Em cinco meses de apuração, a reportagem reconstituiu o que se passou no dia da reunião. As informações foram confirmadas por cinco integrantes da PRF, dos quais três estiveram no encontro e reafirmaram que as operações foram o principal tema naquele dia. Além da convocação de última hora, todos os superintendentes precisaram viajar a Brasília, diferentemente do que ocorre normalmente; para evitar gastos com o deslocamento de 26 chefes, reuniões costumam ser virtuais. Na entrada do auditório em que ocorreu a reunião, participantes precisaram entregar celulares e relógios para evitar gravações.

Segundo interlocutores, a conduta era praxe na gestão de Silvinei Vasques. Os agentes ouvidos pela reportagem contaram que Vasques disse que havia chegado a hora de a PRF tomar lado na disputa e pediu engajamento dos presentes nas operações de 30 de outubro, especialmente no Nordeste. Enfatizou, ainda, que um segundo mandato de Bolsonaro traria benefícios a todos ali e à corporação, que teve suas prerrogativas expandidas no primeiro mandato do então presidente. Dois dos três membros da PRF, contudo, disseram que havia justificativas concretas para o reforço das operações no Nordeste. O argumento era que a permissão dada pelo ministro do STF Luís Roberto Barroso para que prefeituras e governos estaduais fornecessem transporte a eleitores levou a um aumento na previsão de ônibus nas estradas, o que justificaria a operação.

Argumento da PRF

Outro argumento utilizado, a exemplo do que fez também o então ministro da Justiça, Anderson Torres, em uma visita à superintendência da PF na Bahia, uma semana depois do encontro em Brasília, foi o de que havia muitas denúncias de compras de votos na região. A orientação de Vasques para que a PRF preparasse bloqueios em regiões nas quais o candidato petista havia assegurado vantagem no primeiro turno causou perplexidade em alguns dos participantes. Segundo relatos, “houve uma votação para chancelar as operações, e os contrários concordaram em não manifestar suas divergências publicamente”. Ao final, nove participantes da reunião não assinaram a ata. Dos 44 participantes citados no documento, 37 registraram ter estado no encontro do dia 19.

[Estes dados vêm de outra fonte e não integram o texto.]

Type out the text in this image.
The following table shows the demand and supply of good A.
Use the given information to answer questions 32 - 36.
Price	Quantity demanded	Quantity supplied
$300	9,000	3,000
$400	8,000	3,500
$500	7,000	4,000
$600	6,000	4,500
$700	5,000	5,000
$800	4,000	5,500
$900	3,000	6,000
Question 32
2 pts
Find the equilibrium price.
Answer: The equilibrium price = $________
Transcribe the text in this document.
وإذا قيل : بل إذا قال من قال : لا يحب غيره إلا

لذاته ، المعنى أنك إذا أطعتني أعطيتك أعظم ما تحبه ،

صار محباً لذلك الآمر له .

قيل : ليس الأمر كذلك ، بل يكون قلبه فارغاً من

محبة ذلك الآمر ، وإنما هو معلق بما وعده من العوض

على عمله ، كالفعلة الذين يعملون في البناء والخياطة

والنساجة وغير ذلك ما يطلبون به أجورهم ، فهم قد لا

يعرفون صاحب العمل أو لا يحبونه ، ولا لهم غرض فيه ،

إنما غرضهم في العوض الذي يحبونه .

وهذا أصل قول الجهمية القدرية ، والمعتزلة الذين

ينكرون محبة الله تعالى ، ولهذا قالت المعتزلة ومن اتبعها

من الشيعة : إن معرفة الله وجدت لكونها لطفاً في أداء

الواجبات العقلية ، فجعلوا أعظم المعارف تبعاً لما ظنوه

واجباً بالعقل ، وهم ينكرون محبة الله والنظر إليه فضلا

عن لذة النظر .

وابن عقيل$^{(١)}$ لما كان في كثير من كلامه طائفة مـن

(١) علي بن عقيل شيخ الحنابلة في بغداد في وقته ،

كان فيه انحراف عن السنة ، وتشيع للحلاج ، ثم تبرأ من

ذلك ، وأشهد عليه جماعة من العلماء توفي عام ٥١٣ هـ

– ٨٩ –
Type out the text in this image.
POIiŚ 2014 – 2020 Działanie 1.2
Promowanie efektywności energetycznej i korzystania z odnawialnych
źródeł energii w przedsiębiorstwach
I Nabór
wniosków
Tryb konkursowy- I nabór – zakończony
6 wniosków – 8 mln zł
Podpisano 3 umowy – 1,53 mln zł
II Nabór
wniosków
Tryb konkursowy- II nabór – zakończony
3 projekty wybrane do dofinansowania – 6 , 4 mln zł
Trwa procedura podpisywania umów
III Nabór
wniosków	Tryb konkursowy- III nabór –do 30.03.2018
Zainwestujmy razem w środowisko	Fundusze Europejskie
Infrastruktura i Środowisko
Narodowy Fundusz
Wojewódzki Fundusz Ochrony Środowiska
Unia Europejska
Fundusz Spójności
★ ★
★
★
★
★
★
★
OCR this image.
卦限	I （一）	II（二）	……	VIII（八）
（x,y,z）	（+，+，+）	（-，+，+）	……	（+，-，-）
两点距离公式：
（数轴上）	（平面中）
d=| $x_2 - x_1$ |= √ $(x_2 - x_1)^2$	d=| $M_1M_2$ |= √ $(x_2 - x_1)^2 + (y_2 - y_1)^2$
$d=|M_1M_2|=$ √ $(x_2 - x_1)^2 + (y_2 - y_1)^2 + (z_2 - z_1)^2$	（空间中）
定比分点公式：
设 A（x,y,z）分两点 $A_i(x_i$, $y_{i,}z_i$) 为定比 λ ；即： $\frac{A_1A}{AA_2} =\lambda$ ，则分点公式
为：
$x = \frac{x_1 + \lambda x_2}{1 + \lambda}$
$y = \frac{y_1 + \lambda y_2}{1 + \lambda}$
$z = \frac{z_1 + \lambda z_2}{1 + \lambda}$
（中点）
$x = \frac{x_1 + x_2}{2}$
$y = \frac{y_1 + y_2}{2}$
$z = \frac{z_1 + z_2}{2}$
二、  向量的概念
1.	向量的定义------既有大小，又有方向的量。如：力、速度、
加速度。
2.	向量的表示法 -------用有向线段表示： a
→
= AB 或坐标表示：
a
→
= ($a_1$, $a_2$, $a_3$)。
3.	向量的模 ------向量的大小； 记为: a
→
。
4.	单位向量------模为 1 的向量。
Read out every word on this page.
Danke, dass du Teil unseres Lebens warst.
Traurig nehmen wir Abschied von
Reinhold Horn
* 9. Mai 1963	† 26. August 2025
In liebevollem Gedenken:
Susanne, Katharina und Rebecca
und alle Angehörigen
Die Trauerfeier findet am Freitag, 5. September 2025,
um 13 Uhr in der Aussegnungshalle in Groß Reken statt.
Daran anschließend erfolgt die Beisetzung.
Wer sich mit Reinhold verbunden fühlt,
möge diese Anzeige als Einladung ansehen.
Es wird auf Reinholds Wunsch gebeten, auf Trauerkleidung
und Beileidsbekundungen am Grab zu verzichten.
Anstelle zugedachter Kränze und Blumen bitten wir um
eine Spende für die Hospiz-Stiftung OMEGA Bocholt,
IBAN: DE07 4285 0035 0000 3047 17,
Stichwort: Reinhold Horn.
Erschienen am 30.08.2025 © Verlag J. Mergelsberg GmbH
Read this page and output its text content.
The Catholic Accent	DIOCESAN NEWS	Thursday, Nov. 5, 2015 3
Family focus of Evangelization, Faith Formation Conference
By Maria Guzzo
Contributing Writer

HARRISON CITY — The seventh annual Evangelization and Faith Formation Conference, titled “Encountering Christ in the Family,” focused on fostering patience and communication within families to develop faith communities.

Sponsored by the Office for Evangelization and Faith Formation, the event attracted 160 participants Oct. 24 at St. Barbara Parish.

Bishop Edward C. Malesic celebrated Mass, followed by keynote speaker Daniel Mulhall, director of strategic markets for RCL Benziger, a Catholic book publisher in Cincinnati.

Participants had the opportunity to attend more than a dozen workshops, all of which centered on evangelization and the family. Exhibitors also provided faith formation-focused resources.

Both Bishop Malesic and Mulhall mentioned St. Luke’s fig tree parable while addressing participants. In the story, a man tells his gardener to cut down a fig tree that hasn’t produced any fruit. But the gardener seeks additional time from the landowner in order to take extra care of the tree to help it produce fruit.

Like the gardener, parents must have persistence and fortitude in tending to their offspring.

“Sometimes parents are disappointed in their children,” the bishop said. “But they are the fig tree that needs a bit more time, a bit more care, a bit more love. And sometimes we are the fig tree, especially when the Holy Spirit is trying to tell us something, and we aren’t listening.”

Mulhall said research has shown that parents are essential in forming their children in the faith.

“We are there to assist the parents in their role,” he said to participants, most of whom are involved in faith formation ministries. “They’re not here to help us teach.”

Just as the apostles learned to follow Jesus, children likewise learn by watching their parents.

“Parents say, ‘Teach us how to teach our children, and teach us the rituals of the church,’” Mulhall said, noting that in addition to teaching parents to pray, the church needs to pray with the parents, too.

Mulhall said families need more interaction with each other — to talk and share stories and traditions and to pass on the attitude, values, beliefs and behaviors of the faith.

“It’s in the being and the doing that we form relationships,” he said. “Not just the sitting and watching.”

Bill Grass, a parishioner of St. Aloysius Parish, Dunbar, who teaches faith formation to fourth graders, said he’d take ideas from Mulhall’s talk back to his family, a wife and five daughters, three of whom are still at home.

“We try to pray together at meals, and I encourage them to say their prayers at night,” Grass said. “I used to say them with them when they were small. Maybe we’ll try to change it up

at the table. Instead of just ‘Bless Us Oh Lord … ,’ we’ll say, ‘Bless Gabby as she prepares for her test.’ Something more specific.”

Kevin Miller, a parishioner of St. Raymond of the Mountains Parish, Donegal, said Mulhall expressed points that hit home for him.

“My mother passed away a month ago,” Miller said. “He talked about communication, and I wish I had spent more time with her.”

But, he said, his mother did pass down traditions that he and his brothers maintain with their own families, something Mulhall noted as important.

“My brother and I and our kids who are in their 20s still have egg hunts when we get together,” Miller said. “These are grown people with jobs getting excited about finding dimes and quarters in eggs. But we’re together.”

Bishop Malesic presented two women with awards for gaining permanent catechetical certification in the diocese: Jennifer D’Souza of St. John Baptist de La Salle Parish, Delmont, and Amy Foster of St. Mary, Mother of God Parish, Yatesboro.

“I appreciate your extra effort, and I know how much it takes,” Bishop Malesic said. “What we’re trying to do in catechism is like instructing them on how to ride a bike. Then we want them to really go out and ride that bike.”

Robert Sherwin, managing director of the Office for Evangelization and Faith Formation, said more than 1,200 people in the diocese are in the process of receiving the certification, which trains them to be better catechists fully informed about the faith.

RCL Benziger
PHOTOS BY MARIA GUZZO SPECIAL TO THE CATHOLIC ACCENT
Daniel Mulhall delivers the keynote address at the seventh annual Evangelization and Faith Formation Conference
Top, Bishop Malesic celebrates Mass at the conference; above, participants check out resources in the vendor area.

Os outros não colocaram suas assinaturas eletrônicas no documento salvo no sistema do governo até 12 de dezembro, quando a ata foi fornecida ao GLOBO. Um dos participantes tidos como ausentes assinou o texto depois, e outro se recusou a assiná-lo e ficou de fora do arquivo. A primeira assinatura do documento só foi registrada 22 dias após a reunião, em 10 de novembro, 53 minutos após a reportagem solicitá-lo por meio da Lei de Acesso à Informação na plataforma Fala.BR do governo federal.

A segunda assinatura só viria seis dias depois, em 16 de novembro. Outros 23 participantes da reunião assinaram no mesmo dia 16, alguns com intervalo de dois minutos entre si. A última só seria protocolada em 29 de novembro, mais de um mês após o encontro. Já a íntegra do documento só seria disponibilizada pela PRF no dia 12 de dezembro —42 dias depois de registrado o pedido de acesso à informação. O GLOBO tentou o contato de Silvinei Vasques, mas não houve retorno. A PRF informou que apenas os policiais poderão esclarecer suas assinaturas na ata.